I recently went on a long drive out west to see my in-laws at Christmas. A few pictures and stories from the trip were shared in this space, but the vast majority of it will live in brain’s memory, rather than in my computer’s memory. And that’s as it should be, I suppose.
But one moment from the long drive home stands out. We spent a night in Wichita, Kansas, and had to get back to Chicago the next day. After a drive through Kansas and into Missouri, and then across a long stretch of Iowa, we made it into Illinois. But even then, we still had to get from one end of the state to the other along Interstate 88, which has been named the Reagan expressway because it runs through Ronald Reagan’s birthplace of Dixon. But this story begins before we even made it that far.
We pulled off the highway to fill up, and I then went inside to use the restroom. My younger daughter came along too, and as I was waiting for her to come out I started to peruse the store. The first thing I noticed was one of the Calvin-type little boy stickers peeing on the word Obama. A disrespectful sticker to be selling in the president’s home state, certainly, but not terribly surprising because once you get more than five or ten miles away from Chicago, Illinois is not much different from Iowa or Missouri or even Kentucky, culturally speaking at least.
But just because I don’t like the message that a sticker sends, that doesn’t mean others can’t buy or sell it as they want to. This is America, after all, and the freedom to disrespect those in power, whoever they are, comes with the territory. I have no problems there.

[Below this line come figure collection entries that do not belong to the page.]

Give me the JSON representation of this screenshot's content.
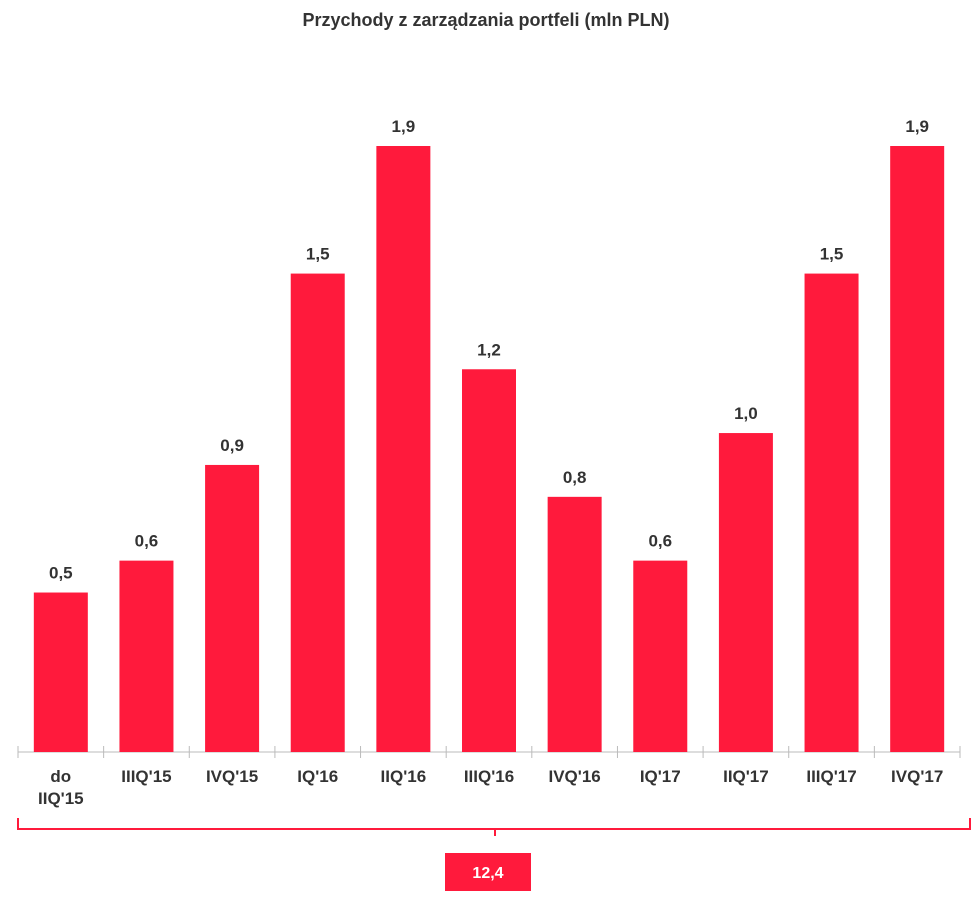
{
  "chart_data": {
    "type": "bar",
    "title": "Przychody z zarządzania portfeli (mln PLN)",
    "categories": [
      "do IIQ'15",
      "IIIQ'15",
      "IVQ'15",
      "IQ'16",
      "IIQ'16",
      "IIIQ'16",
      "IVQ'16",
      "IQ'17",
      "IIQ'17",
      "IIIQ'17",
      "IVQ'17"
    ],
    "values": [
      0.5,
      0.6,
      0.9,
      1.5,
      1.9,
      1.2,
      0.8,
      0.6,
      1.0,
      1.5,
      1.9
    ],
    "value_labels": [
      "0,5",
      "0,6",
      "0,9",
      "1,5",
      "1,9",
      "1,2",
      "0,8",
      "0,6",
      "1,0",
      "1,5",
      "1,9"
    ],
    "color": "#ff1a3c",
    "annotation": "12,4"
  }
}
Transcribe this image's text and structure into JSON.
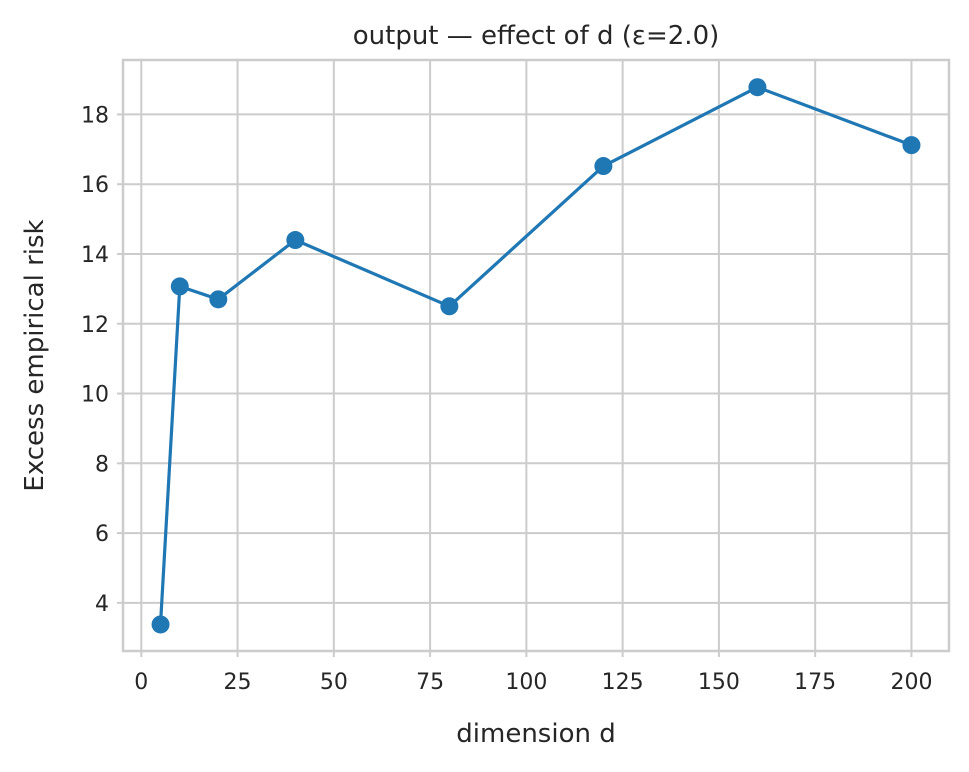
{
  "chart_data": {
    "type": "line",
    "title": "output — effect of d  (ε=2.0)",
    "xlabel": "dimension d",
    "ylabel": "Excess empirical risk",
    "xlim": [
      -4.75,
      209.75
    ],
    "ylim": [
      2.62,
      19.56
    ],
    "xticks": [
      0,
      25,
      50,
      75,
      100,
      125,
      150,
      175,
      200
    ],
    "yticks": [
      4,
      6,
      8,
      10,
      12,
      14,
      16,
      18
    ],
    "grid": true,
    "color": "#1f77b4",
    "marker": "circle",
    "series": [
      {
        "x": [
          5,
          10,
          20,
          40,
          80,
          120,
          160,
          200
        ],
        "values": [
          3.38,
          13.07,
          12.7,
          14.4,
          12.5,
          16.52,
          18.78,
          17.12
        ]
      }
    ]
  }
}
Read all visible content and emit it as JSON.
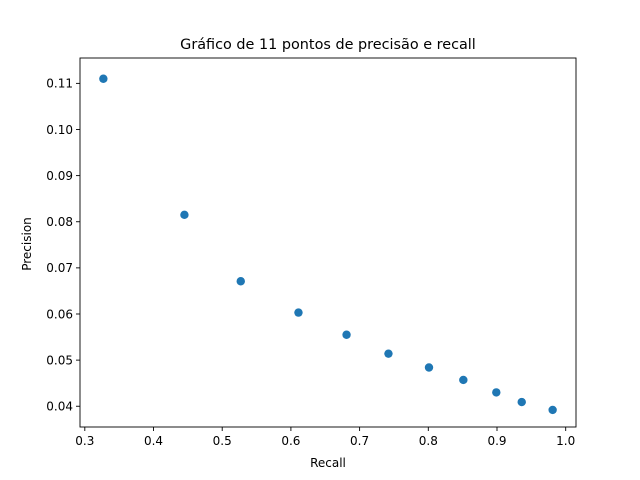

But another sticker that I saw in the store had a much different effect on me. It carried the words “Kiss my rebel ass” wrapped around a confederate flag. That’s where where my tolerance ends, because the Confederacy killed off more Americans than the British, the Nazis, the Soviets, and Al-Queda ever will.
Why would anyone buy a symbol of disunion, sedition, and human bondage to attach to a car? Especially in Illinois, which never was a part of the Confederacy to begin with and–even more importantly–was home to the man who put the Confederacy out of business. Anyone who traffics in the Confederate flag in Illinois–even the western edges of it–only reveals their ignorance of the past.
But maybe that’s where the rebel part of this comes in. The bravado of the “kiss my ass” part of the sticker is designed to mask–or perhaps even to amplify–the ignorance of someone who would buy and display such a sticker. The Confederacy may have been able to run a weak president to the ground, but Abraham Lincoln proved to be their downfall. He kept the nation together, somehow, through the Civil War. And Reagan expressway or no Reagan expressway, and sitting president from Illinois or not, this is–and always will be–known as the Land of Lincoln. And hailing from such a place makes me exceedingly proud.
I wanted those stickers to be hidden from view somehow, so I turned them around and put them back in place on the rack. It was a small protest against an idea and a cause that was as un-American as anything ever has been. I’m sure it has been recognized by the gas station by now, and the stickers have since been put back into the proper position for some fool to consider buying one. But the rebel flag will always be an anathema to me, here in the state that did more than any other to shut the Confederacy down.
Long live the First Amendment and freedom of expression, but even longer may the memory of the terrible things that the Confederacy stood for be remembered.